The crowd parts and Mr. Zappia himself walks through with his hands in his pockets and a sour look on his face. I follow Dante’s eyes upward and I catch sight of Elijah on the balcony just outside of the office, standing there with his gun lying against Enzo’s throat. Lilah must be nearby, too.

“Everybody leave,” Zappia shouts, waving his arms at the nervous customers scattered about.

They bolt for the exit, leaving the armed men behind at the tables around us. The entire room falls so silent I can hear my heart pounding in my ears.

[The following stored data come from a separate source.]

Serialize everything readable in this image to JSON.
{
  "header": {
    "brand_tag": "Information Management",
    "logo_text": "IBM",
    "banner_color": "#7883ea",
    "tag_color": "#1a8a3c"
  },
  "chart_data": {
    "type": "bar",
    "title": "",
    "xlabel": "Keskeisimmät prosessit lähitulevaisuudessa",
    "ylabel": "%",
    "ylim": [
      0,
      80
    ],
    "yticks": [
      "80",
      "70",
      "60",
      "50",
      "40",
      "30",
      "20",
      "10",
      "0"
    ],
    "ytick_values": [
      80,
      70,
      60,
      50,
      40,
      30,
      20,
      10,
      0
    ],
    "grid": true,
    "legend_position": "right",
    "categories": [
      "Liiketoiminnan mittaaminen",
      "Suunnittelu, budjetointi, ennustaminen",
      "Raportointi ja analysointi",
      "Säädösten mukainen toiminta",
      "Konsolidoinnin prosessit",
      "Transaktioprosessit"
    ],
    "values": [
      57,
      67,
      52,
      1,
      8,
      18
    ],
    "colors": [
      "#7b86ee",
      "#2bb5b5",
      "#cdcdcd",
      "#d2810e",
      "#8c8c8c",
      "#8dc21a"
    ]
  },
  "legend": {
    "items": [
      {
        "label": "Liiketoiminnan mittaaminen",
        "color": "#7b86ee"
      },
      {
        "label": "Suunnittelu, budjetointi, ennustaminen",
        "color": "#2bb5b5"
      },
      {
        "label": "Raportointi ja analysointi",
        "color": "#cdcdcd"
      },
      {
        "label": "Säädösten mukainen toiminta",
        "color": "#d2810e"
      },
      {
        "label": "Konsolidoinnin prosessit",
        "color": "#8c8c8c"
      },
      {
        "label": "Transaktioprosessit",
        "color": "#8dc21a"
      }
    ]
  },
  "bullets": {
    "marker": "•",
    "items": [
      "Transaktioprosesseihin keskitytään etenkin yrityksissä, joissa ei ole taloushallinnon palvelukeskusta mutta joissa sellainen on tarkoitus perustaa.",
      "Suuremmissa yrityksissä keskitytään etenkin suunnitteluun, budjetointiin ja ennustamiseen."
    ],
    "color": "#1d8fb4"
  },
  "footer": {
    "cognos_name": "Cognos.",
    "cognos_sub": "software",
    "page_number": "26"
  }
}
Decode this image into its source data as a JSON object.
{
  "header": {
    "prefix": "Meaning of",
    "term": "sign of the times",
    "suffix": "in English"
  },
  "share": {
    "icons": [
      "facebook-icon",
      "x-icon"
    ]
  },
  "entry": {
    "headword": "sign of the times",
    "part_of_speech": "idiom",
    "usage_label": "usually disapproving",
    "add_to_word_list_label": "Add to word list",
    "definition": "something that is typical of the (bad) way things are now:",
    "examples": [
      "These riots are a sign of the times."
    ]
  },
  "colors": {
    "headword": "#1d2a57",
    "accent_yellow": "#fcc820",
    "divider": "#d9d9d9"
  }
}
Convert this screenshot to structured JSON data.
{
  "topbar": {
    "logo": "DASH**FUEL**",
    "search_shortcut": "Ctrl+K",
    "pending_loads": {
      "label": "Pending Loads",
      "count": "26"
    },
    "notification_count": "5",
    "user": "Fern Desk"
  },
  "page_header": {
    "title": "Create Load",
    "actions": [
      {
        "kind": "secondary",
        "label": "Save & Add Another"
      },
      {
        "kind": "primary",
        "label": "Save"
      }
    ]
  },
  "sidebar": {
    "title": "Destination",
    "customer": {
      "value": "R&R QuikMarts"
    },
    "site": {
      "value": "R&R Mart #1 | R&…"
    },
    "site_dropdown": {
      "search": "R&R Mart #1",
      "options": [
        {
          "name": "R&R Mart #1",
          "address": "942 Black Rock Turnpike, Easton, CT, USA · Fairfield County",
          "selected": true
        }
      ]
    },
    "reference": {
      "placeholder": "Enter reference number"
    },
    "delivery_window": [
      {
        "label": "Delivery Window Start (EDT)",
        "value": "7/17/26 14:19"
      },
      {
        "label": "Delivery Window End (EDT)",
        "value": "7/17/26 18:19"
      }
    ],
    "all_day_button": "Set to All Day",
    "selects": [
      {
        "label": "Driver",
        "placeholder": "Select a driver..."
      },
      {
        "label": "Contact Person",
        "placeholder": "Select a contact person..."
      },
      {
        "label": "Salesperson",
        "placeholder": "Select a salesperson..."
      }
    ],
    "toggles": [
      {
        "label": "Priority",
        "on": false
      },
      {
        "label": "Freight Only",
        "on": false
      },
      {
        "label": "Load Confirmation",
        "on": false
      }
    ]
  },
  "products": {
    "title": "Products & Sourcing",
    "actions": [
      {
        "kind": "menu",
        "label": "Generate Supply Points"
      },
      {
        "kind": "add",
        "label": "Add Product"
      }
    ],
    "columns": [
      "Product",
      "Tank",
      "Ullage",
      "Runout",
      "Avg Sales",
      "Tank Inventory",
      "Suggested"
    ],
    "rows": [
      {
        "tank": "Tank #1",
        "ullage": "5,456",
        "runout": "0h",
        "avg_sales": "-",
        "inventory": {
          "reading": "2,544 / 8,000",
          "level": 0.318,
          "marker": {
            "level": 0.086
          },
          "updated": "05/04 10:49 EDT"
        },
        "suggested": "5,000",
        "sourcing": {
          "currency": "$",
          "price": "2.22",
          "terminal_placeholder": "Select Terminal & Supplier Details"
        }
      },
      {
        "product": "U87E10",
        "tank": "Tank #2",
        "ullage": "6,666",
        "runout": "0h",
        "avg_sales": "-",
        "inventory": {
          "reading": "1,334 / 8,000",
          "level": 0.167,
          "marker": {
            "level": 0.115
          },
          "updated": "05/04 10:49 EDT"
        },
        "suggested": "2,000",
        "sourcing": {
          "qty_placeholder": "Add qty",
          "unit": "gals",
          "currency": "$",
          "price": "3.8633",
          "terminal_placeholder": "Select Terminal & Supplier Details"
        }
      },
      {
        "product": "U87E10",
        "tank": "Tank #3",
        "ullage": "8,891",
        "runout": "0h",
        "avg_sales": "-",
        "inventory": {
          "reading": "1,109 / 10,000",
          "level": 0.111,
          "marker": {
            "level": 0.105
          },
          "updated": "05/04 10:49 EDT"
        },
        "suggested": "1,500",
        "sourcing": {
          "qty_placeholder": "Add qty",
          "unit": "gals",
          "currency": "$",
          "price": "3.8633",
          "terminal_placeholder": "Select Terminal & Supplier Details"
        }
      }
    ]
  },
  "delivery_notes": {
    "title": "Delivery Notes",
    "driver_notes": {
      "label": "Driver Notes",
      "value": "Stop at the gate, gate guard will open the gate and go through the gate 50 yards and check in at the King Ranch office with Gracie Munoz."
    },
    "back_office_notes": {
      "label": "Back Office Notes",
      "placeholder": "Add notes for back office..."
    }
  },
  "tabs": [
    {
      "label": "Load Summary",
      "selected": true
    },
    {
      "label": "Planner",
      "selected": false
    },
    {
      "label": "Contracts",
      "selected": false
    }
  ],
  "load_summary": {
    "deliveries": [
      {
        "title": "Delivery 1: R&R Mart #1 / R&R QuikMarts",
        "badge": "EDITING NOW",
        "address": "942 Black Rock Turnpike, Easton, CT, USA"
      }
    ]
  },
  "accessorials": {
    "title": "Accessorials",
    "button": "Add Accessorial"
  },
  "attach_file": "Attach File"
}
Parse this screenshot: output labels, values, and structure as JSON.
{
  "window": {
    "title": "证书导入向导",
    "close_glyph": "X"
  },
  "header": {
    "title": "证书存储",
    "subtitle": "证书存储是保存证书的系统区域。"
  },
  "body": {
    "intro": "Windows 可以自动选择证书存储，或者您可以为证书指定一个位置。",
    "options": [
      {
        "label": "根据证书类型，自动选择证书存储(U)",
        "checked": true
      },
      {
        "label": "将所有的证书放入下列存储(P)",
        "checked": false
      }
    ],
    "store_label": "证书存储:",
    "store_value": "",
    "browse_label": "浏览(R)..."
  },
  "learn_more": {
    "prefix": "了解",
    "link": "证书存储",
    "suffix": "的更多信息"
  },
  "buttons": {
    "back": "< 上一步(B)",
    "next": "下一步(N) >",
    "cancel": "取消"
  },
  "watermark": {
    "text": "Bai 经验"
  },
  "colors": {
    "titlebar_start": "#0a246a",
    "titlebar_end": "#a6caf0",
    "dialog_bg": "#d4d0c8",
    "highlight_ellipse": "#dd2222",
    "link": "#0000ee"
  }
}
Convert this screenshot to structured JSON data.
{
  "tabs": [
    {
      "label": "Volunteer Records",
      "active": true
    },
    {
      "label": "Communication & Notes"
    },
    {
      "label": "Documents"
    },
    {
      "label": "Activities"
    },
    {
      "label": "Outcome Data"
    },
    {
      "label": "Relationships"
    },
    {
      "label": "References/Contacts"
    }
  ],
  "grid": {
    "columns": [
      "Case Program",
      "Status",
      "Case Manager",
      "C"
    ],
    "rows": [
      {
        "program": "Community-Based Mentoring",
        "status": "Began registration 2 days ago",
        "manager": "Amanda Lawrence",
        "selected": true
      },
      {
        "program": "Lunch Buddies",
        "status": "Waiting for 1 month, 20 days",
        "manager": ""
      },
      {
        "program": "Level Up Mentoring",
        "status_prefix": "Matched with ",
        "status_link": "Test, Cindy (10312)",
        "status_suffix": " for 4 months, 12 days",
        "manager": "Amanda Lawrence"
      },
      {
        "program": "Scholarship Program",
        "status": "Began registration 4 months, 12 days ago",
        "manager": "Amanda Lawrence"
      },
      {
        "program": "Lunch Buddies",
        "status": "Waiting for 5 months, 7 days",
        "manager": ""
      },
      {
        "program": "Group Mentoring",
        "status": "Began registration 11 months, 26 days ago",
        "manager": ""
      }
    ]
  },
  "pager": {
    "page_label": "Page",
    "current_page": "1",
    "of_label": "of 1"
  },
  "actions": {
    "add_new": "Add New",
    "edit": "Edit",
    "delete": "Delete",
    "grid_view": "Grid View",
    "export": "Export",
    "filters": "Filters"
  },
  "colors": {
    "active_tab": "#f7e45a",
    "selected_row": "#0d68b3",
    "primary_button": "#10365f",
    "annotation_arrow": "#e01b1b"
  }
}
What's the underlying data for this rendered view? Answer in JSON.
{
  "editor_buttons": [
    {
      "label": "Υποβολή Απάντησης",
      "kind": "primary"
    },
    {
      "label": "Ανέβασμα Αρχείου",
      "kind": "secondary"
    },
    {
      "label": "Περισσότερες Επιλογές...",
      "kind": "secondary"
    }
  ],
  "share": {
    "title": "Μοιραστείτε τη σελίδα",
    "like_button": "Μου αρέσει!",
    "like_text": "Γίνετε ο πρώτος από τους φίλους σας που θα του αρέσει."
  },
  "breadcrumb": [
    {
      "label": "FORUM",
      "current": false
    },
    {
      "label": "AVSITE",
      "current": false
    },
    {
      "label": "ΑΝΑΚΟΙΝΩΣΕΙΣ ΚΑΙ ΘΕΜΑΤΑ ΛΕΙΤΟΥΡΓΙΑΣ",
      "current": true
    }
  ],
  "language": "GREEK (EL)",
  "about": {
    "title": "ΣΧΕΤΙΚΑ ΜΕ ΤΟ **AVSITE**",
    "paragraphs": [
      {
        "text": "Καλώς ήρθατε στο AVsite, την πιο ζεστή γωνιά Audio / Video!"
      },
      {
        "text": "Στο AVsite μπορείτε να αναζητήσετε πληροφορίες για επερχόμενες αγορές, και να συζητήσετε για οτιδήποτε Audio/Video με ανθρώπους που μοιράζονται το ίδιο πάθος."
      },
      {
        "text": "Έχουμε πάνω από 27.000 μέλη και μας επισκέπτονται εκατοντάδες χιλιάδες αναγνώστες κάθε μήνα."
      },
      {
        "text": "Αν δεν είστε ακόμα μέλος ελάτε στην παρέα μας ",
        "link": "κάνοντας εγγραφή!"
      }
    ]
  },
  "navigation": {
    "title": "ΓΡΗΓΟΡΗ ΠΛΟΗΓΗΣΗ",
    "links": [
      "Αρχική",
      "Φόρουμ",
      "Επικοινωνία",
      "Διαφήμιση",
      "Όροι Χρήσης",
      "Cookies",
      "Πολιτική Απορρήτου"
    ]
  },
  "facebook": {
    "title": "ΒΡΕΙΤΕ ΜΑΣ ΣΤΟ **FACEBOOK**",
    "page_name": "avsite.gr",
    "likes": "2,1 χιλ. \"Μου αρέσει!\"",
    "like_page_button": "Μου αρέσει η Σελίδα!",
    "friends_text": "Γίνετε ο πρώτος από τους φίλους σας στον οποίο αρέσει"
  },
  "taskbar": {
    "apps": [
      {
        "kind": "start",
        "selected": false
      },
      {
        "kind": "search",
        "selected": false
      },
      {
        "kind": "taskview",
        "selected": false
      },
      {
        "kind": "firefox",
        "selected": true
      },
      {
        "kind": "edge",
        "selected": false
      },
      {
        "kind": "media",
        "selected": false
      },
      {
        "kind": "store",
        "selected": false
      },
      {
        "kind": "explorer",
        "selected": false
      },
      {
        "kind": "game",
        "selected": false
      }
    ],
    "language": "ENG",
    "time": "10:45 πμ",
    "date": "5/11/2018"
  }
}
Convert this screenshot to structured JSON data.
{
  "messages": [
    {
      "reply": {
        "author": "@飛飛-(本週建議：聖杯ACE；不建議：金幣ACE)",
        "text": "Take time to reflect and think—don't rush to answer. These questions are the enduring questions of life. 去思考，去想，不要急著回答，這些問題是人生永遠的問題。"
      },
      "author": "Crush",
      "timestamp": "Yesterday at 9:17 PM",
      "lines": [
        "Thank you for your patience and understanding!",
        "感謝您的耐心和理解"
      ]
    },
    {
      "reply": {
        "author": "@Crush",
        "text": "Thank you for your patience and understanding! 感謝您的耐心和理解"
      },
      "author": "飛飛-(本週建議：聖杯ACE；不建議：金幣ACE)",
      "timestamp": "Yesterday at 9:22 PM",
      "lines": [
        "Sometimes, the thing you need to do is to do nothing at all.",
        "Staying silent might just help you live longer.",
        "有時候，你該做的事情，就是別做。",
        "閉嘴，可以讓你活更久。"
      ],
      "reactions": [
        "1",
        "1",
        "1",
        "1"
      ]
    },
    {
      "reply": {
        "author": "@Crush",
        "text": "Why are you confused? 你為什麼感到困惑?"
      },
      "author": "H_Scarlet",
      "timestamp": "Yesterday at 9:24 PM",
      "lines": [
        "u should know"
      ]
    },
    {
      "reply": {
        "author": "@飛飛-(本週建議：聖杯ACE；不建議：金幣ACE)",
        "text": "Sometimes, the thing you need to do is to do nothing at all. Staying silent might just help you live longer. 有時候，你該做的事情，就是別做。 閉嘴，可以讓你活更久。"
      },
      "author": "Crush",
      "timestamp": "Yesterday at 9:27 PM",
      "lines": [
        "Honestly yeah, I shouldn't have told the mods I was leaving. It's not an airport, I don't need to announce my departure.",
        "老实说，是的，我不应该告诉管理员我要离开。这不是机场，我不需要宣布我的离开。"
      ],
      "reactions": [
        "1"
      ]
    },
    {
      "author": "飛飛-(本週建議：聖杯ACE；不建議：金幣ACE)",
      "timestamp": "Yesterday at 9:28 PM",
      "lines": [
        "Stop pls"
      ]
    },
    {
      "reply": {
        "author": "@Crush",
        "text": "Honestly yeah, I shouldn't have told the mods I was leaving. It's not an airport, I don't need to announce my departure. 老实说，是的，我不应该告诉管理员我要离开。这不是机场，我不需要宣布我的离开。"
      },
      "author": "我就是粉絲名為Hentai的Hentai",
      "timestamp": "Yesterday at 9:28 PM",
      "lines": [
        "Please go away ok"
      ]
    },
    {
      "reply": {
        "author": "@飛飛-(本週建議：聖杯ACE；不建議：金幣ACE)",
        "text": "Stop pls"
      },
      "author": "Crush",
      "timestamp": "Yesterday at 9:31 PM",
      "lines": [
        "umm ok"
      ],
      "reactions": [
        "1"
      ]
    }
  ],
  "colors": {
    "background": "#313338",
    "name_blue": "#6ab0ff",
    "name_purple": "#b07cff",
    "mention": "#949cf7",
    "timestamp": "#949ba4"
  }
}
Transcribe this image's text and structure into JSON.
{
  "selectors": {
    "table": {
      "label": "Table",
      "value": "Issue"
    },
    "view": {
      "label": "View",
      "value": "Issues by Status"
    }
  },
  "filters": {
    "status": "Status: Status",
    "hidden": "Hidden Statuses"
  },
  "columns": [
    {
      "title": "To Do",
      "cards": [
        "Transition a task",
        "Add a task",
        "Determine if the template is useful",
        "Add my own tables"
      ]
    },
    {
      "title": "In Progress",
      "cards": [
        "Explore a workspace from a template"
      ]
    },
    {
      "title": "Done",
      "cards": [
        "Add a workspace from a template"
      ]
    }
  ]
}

“Young lady…” Zappia says, stopping a few paces away from us. “You are quite the handful, but I admire your… tenacity.”

I clear my throat. “Thank you?”

Dante squeezes my arm to reel my tongue in, but he still can’t get rid of that amused spark in his eyes.

Marty cracks his knuckles and smirks with delight. “I’ve been waiting a long time for this moment, Hart—”

“Sit down, Marty,” Zappia says.

Marty blinks. “Dad, I—”

“I said, sit down.”

Marty falls in line and lowers himself back into his chair.

Zappia turns to me again. “You, too, Ms. Vaughn.”

A quiver of fear stabs me as I look up into Dante’s eyes. He nods slowly, urging me to do as I’m told, and I take my seat. His hand never leaves my body and settles on the back of my neck.

Zappia takes the dealer’s place at the head of the table and the harsh lights above cast wicked shadows down his old, lumpy face. “If I recall correctly, I promised you a game. Isn’t that right, Ms. Vaughn?”

“Yes, sir,” I say.

He gathers the playing cards from the table and shuffles them with quick, precise fingers. “Unfortunately, your father’s problem is no longer an issue — a fact that we can all comfortably attribute to my son. Correct?”

I stare across the table at Marty’s mangled face and he glares back at me with a lazy, impatient eye.

“Yes, sir,” I reply.

“Just shoot them, Dad,” Marty spits.